It's been way too long since my last post. I've actually done a little fishing in that time, but also had a LOT of work, and just haven't been able to carve out the time to do a post.
(Make sure you click on the pictures to see them full sized)
The cabin - I LOVE IT here!
The view of the creek from the cabin
The big palamino trout just downstream from the cabin
This adventure took place on June 2nd. I got a chance to spend a day back in PA on some trout waters. It's a lot of travel for a day's worth of fishing, but I think it's worth it. When I get back to PA and have only a day, I really need to make a decision beforehand as to whether I'll fish the stocked, larger streams, or spend the day on the tiny, unstocked Class A Wild Trout waters. The stream where the cabin is located is a very popular stocked trout stream. I've had many happy days on this water, and basically learned to flyfish on it. As you can see from the picture, it is a beautiful stream, and has some pretty nice fish stocked in - at least occasionally. The palamino trout in the picture was at least 18", maybe 20" long. Even though there are trout literally a cast away from the cabin porch, inevitably I am drawn to the remote tributaries.
This was no different. I spent my one day there on a small feeder stream to a larger feeder of the main stream in the valley. This is SMALL, skinny water inhabited by wild native brook trout. The prevailing wisdom says that if you can get a dry fly over them without spooking them, they'll hit it. It's not about the right fly choice - I fished a red #16 Humpy all day. So, at face value, it really shouldn't be that hard.
Little native brookie
Well, it is. The grass/ tree limbs/ fallen trees limit EVERY cast. Most of your casts are roll casts. Nothing is longer than 30-35'. The best looking plunge pools - the ones with the longest deep water - are actually the toughest to catch anything in. Why? You inevitably spook a coupe of 5" brookies in the tail of the pool, and they madly dash into the heart of the pool and scare the hell out of every fish in the area. I found out years ago that the best, most productive water on these streams is the short stretches of pocket water. Might only be 2 feet long and a foot deep, but the current hides the fish (and you) and they don't spook as easily.
Love these natives!
Tough to be stealthy here
I've never been able to pinpoint the allure of these tiny trout . I've caught hundreds, if not thousands of them in PA and NY, and have caught a total of 2 over 10". My fishing partners all think I'm nuts for chasing with them, but I love 'em. They're beautiful, and they're SUPPOSED to be there. They just belong.

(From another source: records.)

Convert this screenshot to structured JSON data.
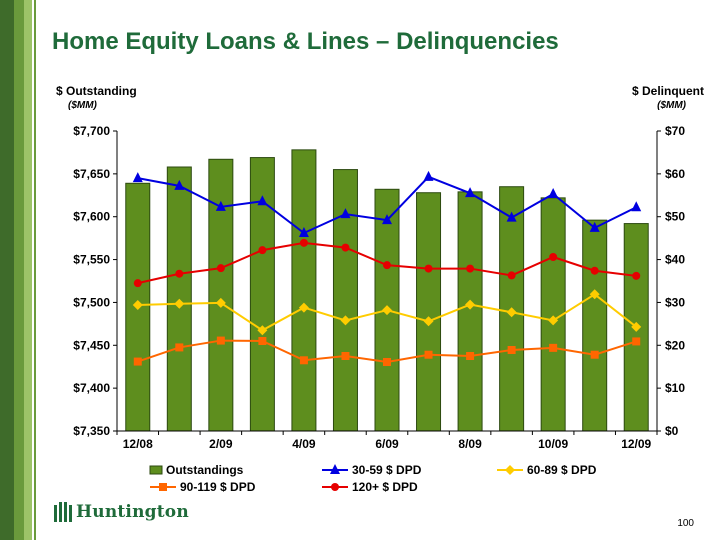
{
  "slide": {
    "title": "Home Equity Loans & Lines – Delinquencies",
    "left_axis_title": "$ Outstanding",
    "left_axis_unit": "($MM)",
    "right_axis_title": "$ Delinquent",
    "right_axis_unit": "($MM)",
    "logo_text": "Huntington",
    "page_number": "100"
  },
  "colors": {
    "title": "#1f6b3a",
    "bars": "#5e8e1e",
    "bars_border": "#2c4a10",
    "dpd_30_59": "#0000e0",
    "dpd_60_89": "#ffcc00",
    "dpd_90_119": "#ff6600",
    "dpd_120_plus": "#e60000"
  },
  "chart_data": {
    "type": "bar+line",
    "categories": [
      "12/08",
      "1/09",
      "2/09",
      "3/09",
      "4/09",
      "5/09",
      "6/09",
      "7/09",
      "8/09",
      "9/09",
      "10/09",
      "11/09",
      "12/09"
    ],
    "x_tick_labels": [
      "12/08",
      "",
      "2/09",
      "",
      "4/09",
      "",
      "6/09",
      "",
      "8/09",
      "",
      "10/09",
      "",
      "12/09"
    ],
    "left_axis": {
      "min": 7350,
      "max": 7700,
      "step": 50,
      "tick_labels": [
        "$7,350",
        "$7,400",
        "$7,450",
        "$7,500",
        "$7,550",
        "$7,600",
        "$7,650",
        "$7,700"
      ]
    },
    "right_axis": {
      "min": 0,
      "max": 70,
      "step": 10,
      "tick_labels": [
        "$0",
        "$10",
        "$20",
        "$30",
        "$40",
        "$50",
        "$60",
        "$70"
      ]
    },
    "bars": {
      "name": "Outstandings",
      "axis": "left",
      "values": [
        7639,
        7658,
        7667,
        7669,
        7678,
        7655,
        7632,
        7628,
        7629,
        7635,
        7622,
        7596,
        7592
      ]
    },
    "lines": [
      {
        "name": "30-59 $ DPD",
        "axis": "right",
        "marker": "triangle",
        "color": "#0000e0",
        "values": [
          59.0,
          57.2,
          52.3,
          53.6,
          46.2,
          50.6,
          49.2,
          59.3,
          55.5,
          49.8,
          55.3,
          47.4,
          52.2
        ]
      },
      {
        "name": "60-89 $ DPD",
        "axis": "right",
        "marker": "diamond",
        "color": "#ffcc00",
        "values": [
          29.4,
          29.7,
          29.9,
          23.5,
          28.8,
          25.8,
          28.2,
          25.6,
          29.5,
          27.7,
          25.8,
          31.9,
          24.3
        ]
      },
      {
        "name": "90-119 $ DPD",
        "axis": "right",
        "marker": "square",
        "color": "#ff6600",
        "values": [
          16.2,
          19.5,
          21.1,
          21.0,
          16.5,
          17.5,
          16.1,
          17.8,
          17.5,
          18.9,
          19.4,
          17.8,
          20.9
        ]
      },
      {
        "name": "120+ $ DPD",
        "axis": "right",
        "marker": "circle",
        "color": "#e60000",
        "values": [
          34.5,
          36.7,
          38.0,
          42.2,
          43.9,
          42.8,
          38.7,
          37.9,
          37.9,
          36.3,
          40.6,
          37.4,
          36.2
        ]
      }
    ],
    "legend": {
      "placement": "bottom",
      "entries": [
        "Outstandings",
        "30-59 $ DPD",
        "60-89 $ DPD",
        "90-119 $ DPD",
        "120+ $ DPD"
      ]
    },
    "grid": false
  }
}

I caught a bunch of fish on this day, all small. My weapon of choice for these streams is a 5 pc., 6'9" Winston 3 wt. LT rod. A small box of flies, some dessicant and floatant, extra tippet material, and you're ready to go. And, of course a camera.
I saw some interesting things on the roadless valley I fished. As I was walking out, I saw a female grouse ahead of me on a dirt road and, as I neared her, she put on a terrific "crippled bird" display. She would come out in the open, drag her wing in the dirt, call to me, and try to lure me away from where I was standing. I had heard about this, but never seen it personally. There was obviously a brood of chicks nearby. I saw the grass move, and smiled as I walked toward the hen. After she "lured me away", she flew back to her chicks. Very cool.

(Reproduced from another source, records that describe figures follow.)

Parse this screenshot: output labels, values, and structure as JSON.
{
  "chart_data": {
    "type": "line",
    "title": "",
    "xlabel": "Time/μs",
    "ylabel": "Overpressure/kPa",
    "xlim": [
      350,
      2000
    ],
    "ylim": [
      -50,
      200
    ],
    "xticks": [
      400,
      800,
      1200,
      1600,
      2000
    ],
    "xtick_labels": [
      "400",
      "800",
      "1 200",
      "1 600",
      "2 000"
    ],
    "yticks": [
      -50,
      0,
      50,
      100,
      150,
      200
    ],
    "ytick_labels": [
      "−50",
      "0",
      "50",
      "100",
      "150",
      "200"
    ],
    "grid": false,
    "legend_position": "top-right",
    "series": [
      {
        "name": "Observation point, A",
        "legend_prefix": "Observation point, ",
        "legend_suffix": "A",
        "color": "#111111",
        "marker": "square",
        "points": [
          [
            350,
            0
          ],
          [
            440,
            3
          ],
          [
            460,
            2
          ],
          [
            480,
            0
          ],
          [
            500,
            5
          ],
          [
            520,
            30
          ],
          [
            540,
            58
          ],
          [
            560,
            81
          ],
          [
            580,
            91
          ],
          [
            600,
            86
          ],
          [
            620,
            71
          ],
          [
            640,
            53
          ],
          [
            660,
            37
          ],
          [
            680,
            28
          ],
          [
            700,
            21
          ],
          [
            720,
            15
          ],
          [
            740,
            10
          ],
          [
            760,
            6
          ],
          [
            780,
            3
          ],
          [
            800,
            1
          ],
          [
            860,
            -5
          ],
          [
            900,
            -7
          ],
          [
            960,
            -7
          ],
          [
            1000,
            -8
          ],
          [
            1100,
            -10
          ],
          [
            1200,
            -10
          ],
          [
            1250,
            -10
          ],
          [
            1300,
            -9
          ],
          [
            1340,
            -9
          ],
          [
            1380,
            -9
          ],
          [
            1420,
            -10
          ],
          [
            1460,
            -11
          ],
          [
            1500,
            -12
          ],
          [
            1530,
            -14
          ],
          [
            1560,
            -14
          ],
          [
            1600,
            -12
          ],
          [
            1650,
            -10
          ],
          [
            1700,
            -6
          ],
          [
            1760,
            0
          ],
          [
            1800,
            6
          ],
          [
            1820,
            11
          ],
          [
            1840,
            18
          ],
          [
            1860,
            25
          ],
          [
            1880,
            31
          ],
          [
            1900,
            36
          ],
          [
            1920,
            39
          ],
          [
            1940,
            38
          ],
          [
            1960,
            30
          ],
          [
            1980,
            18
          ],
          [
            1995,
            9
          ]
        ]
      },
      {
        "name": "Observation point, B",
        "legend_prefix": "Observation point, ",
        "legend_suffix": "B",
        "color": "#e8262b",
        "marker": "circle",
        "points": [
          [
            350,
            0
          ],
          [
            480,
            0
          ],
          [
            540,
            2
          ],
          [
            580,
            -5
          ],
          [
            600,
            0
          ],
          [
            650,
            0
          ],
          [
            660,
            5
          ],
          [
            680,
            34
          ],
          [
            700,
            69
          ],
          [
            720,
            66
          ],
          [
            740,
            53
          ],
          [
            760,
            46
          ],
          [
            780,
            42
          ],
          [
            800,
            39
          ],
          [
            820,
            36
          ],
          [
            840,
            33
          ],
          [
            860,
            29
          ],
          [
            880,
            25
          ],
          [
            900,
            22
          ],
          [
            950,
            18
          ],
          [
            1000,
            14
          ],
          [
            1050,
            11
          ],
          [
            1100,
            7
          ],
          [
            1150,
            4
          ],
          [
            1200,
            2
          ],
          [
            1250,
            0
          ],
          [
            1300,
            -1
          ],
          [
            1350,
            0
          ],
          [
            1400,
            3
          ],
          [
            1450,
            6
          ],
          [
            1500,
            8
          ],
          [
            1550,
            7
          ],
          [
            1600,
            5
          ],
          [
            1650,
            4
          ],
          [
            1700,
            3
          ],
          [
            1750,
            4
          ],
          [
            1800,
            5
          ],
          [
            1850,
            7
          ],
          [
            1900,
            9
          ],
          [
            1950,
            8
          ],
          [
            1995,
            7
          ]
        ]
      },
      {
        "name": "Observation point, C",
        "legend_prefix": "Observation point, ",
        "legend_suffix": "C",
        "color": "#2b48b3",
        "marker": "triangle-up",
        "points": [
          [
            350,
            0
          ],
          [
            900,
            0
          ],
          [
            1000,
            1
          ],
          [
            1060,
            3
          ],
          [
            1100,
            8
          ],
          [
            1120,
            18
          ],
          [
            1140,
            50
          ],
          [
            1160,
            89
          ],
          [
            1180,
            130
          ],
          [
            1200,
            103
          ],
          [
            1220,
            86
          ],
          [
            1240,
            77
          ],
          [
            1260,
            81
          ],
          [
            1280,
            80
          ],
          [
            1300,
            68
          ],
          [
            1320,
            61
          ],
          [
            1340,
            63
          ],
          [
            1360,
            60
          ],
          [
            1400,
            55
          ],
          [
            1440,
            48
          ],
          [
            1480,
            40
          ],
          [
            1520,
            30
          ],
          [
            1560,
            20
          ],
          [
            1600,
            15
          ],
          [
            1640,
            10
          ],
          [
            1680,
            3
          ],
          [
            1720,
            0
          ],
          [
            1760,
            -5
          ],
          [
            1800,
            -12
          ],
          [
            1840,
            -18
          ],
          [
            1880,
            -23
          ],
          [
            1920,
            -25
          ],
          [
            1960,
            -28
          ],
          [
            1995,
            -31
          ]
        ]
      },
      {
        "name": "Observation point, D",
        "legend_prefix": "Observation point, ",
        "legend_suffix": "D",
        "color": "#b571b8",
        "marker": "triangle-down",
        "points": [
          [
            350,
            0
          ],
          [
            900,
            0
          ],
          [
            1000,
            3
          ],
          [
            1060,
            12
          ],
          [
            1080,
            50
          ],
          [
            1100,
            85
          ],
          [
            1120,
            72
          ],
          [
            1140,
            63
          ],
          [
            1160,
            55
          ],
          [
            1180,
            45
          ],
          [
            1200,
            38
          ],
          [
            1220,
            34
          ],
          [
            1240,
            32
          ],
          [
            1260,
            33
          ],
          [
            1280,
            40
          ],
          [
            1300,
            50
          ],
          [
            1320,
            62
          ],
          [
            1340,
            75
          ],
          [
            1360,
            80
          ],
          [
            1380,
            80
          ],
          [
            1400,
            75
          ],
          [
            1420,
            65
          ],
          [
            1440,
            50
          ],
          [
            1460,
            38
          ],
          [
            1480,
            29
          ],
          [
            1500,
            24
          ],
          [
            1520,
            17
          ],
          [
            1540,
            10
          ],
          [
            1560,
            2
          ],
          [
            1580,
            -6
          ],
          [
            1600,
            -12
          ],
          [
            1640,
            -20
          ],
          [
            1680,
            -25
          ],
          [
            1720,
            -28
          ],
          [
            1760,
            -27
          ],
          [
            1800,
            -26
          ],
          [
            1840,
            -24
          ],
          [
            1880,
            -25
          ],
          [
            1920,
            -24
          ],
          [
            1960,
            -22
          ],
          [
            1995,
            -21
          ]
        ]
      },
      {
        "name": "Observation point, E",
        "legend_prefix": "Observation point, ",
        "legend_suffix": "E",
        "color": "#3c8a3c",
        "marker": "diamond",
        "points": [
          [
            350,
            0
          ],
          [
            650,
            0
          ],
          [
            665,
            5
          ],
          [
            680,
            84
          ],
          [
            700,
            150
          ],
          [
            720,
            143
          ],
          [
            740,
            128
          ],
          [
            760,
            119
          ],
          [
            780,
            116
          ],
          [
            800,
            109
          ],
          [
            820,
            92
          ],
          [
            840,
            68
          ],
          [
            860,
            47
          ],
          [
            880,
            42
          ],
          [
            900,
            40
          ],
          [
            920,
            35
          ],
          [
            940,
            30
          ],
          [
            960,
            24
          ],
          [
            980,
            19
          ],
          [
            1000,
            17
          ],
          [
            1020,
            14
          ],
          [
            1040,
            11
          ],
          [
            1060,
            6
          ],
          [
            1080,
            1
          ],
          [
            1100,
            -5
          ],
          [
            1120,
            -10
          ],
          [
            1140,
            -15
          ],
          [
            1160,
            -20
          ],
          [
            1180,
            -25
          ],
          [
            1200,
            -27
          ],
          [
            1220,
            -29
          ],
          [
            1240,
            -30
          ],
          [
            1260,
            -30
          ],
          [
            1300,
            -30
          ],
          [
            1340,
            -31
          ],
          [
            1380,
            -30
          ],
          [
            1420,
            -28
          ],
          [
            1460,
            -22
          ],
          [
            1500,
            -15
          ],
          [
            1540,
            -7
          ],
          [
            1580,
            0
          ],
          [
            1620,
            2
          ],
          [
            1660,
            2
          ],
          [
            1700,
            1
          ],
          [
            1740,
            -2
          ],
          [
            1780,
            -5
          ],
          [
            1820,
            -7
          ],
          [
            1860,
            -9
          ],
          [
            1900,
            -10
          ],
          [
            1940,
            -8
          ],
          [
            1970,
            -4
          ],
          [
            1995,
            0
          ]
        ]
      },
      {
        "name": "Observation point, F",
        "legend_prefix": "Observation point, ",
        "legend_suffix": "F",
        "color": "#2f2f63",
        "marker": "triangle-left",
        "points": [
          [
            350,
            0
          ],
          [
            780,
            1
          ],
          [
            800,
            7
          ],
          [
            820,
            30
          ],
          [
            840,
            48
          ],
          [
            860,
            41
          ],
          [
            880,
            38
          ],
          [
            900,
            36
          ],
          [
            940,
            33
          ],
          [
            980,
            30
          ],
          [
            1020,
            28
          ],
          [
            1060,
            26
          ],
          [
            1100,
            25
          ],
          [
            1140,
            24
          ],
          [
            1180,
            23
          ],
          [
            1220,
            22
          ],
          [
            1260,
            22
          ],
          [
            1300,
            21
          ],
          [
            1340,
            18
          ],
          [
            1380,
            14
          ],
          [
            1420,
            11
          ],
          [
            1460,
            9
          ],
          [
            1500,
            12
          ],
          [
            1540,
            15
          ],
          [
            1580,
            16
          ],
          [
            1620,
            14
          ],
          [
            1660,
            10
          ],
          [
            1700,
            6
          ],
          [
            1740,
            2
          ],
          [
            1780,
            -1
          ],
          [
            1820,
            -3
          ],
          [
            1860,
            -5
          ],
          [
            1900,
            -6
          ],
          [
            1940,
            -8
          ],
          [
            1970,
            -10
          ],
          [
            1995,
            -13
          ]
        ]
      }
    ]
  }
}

Grouse on a dirt road - sorry for the blurry image
I also saw something that I've never seen or heard of. I welcome ANY AND ALL comments as to this behavior. I was walking and noticed a bunch of butterflies ahead. That's not unusual - there are a ton of butterflies in these mountains, mostly along the creeks. But as I neared, I saw that they were on an old, not-quite-stripped deer carcass. Why would butterflies gather on a deer ribcage??? Did I miss the evolution chapter where they became carnivores?

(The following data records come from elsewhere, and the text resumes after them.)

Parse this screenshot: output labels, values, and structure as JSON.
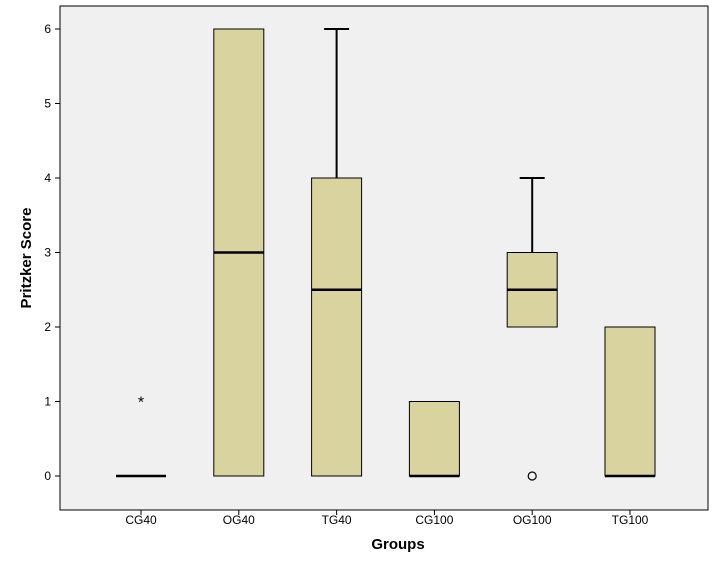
{
  "chart_data": {
    "type": "boxplot",
    "xlabel": "Groups",
    "ylabel": "Pritzker Score",
    "ylim": [
      0,
      6
    ],
    "yticks": [
      0,
      1,
      2,
      3,
      4,
      5,
      6
    ],
    "grid": false,
    "categories": [
      "CG40",
      "OG40",
      "TG40",
      "CG100",
      "OG100",
      "TG100"
    ],
    "boxes": [
      {
        "category": "CG40",
        "min": 0,
        "q1": 0,
        "median": 0,
        "q3": 0,
        "max": 0,
        "outliers": [],
        "extremes": [
          1
        ]
      },
      {
        "category": "OG40",
        "min": 0,
        "q1": 0,
        "median": 3,
        "q3": 6,
        "max": 6,
        "outliers": [],
        "extremes": []
      },
      {
        "category": "TG40",
        "min": 0,
        "q1": 0,
        "median": 2.5,
        "q3": 4,
        "max": 6,
        "outliers": [],
        "extremes": []
      },
      {
        "category": "CG100",
        "min": 0,
        "q1": 0,
        "median": 0,
        "q3": 1,
        "max": 1,
        "outliers": [],
        "extremes": []
      },
      {
        "category": "OG100",
        "min": 2,
        "q1": 2,
        "median": 2.5,
        "q3": 3,
        "max": 4,
        "outliers": [
          0
        ],
        "extremes": []
      },
      {
        "category": "TG100",
        "min": 0,
        "q1": 0,
        "median": 0,
        "q3": 2,
        "max": 2,
        "outliers": [],
        "extremes": []
      }
    ],
    "colors": {
      "box_fill": "#d9d3a0",
      "plot_background": "#f0f0f0",
      "stroke": "#000000"
    }
  }
}
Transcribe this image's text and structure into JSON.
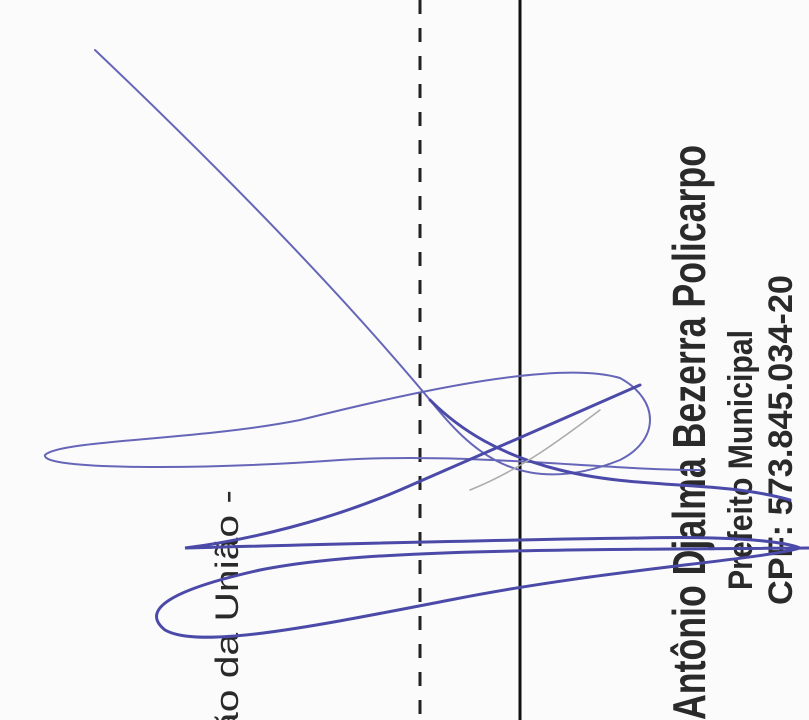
{
  "document": {
    "fragment": "ão da União -",
    "signer": {
      "name": "Antônio Djalma Bezerra Policarpo",
      "role": "Prefeito Municipal",
      "cpf": "CPF: 573.845.034-20"
    }
  }
}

Butterflies on a deer carcass
More "Carnivore Butterflies"
I stopped along the stream that this tributary feeds into as I left. It is a stocked stream with a fair amount of natural reproduction, too. A pile of stocked rainbows were stacked up under a small bridge. Even though they were very picky in the gin clear waters, it just wasn't the same as fishing for wild fish. I watched them for a while and left. On the way back to the cabin, I saw 2 Eastern Box turtles on the road, which I "assisted" on their journey across the road. Then I came upon a less gracious turtle crossing the road. He wasn't nearly as happy as the box turtles to let me help him along his way!
2 visible trout below the bridge on Cross Fork Ck.
A snapper crossing the road
Living in Illinois is OK, but when I return - even briefly - to the mountains, be they PA or COL, I remember how much I miss them. Short of moving, I really need ot figure out a way to spend more time in the mountains.